In every poker tournament, there are different stages that require different tactical approaches. In this poker tournament strategy article, I am going to discuss these stages and a few ideas on how to approach them.
This should be the stage of the tournament where you do the most limping/calling of raises/playing of marginal/speculative hands. Why? Well because the cost relative to the percentage of your stack. For example, 8-7s for a 3x BB raise in the first couple of levels will usually be a small percentage of your stack. In the later levels, it'll be a much larger percentage. You should be looking for as many opportunities to see flops and pick up pots as you can at this stage.

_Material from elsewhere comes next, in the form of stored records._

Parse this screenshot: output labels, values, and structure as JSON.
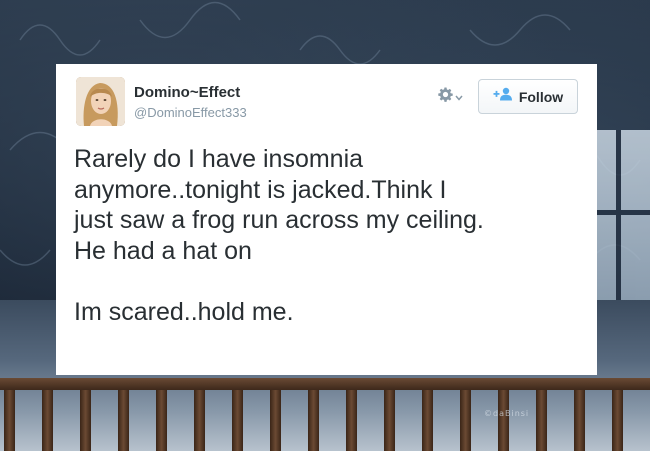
{
  "tweet": {
    "display_name": "Domino~Effect",
    "handle": "@DominoEffect333",
    "follow_label": "Follow",
    "text_lines": [
      "Rarely do I have insomnia",
      "anymore..tonight is jacked.Think I",
      "just saw a frog run across my ceiling.",
      "He had a hat on"
    ],
    "text_closing": "Im scared..hold me."
  },
  "watermark": "©daBinsi",
  "icons": {
    "gear": "gear-icon",
    "chevron": "chevron-down-icon",
    "follow": "follow-person-plus-icon"
  },
  "colors": {
    "follow_icon": "#55acee",
    "text": "#292f33",
    "muted": "#8899a6"
  }
}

This is the stage when the really bad players will either build big stacks or give their chips away - don't sit back and let other people do the picking off, get in there and try and get some of those chips yourself. It's all about implied value at this point. Make the 200 call with a speculative hand - your goal with the hand is to not win the 200 bet your opponent made, but to win the 10K he has in his stack.
Small to middle pairs are GREAT at this stage as their implied value if you flop a set is high. Most important at this stage... play small pots. Don't over commit yourself to marginal hands. Make your stab if you think you can win the pot, but be careful if you face any adverse pressure. It's ok to fold the best hand at this stage because if you are wrong, it's harder to recover.
This is typically the stage where the antes kick in. How you play here will depend on how you did in the early stages, so we'll separate this into three categories:
SHORT (< 20x the BB) - basically, you're going to have to look for two types of pots. 1) Ones where you can double up with premium hands (and you should push these hands aggressively) and 2) Ones where you can pick up pots with minimal risk despite holding marginal/poor cards (some good examples - being on the button with two players you know are very tight in the blinds or my personal favorite, moving all in from late position or the blinds when two weak/passive players have limped in, these are easy stack builders).
MEDIUM (20-40x the BB) - here it's important to play positionally strong poker. Don't be raising with pocket deuces under the gun (but at the same time if you think you can limp in with it and see a cheap flop, by all means do so) and don't be calling raises with K-J. Use first in vigorish to your maximum advantage. Re-raise positional raises if you feel they are just that. Don't play overly tight, but pick the right spots to make your "gap" steals.
BIG (>40x the BB) - you still want to play positionally strong poker, but you can afford to take a few more luxuries. Where you might have limped with pocket deuces under the gun with a medium stack, with a big stack you can raise. You have the chips to induce fear - use them. You should be applying the gap concept liberally, open raising at least 1-2 times an orbit. This will pay off when they eventually 1) play back at you when you have a hand or 2) just call you and you hit the flop with your marginal hand and they pay you off.
Again, much of what you do here will depend on your stack size.
SHORT (<10x the BB) - you can't afford to sit back and wait. Many people will advocate moving all in with any ace first to act, and there are certainly times to do so (I'm much more likely to move in with an ace in later positions than I am earlier), but generally you want to move in with a hand that you know if you get called has "outs" - the best hands to do so with are connected cards ten and under and pairs. Obviously, you're still going to move in with your big aces, your K-Q suited type of hands, etc; but if push comes to shove, don't be afraid to move all in with 8-7s. You aren't in the position to be folding your way into victory so quite simply you're just going to have to take some chances to maintain your stack (meaning you should be doing this at least once per orbit in order to maintain your stack until you do hit that premium hand).
MEDIUM - much like the middle stages of the tournament, you want to play positionally strong poker and avoid coin-flip confrontations with stacks that are bigger than yours and embrace coin-flip confrontations with stacks that are <50% the size of yours. Use the gap concept in the right spots. Generally speaking, you should only be coming into pots at this stage for a raise.
BIG - Keep attacking until they start coming back at you, and when they do start to play back at you, adjust and pick your spots. Attacking doesn't mean doing so blindly (i.e. re-raising a raiser with 8-5 offsuit when you know the raiser only raises with good hands) but doing so in the best spots (for example, you are in the SB and a player that you know is capable of raising with any two raises first to act from the cutoff - this would be a good time to pop them back and use your stack).
Knowing where you are at relative to the stage of the tournament you are in can have a significant impact on your long term profitability in tournament poker. Too many players make the mistake of panicking because they feel as if they have to have a certain amount of chips. There are times to panic, so know when those times are and adjust accordingly. Otherwise take advantage of your opponent's fears and panic and you'll find yourself making it much deeper in the tournaments you play in.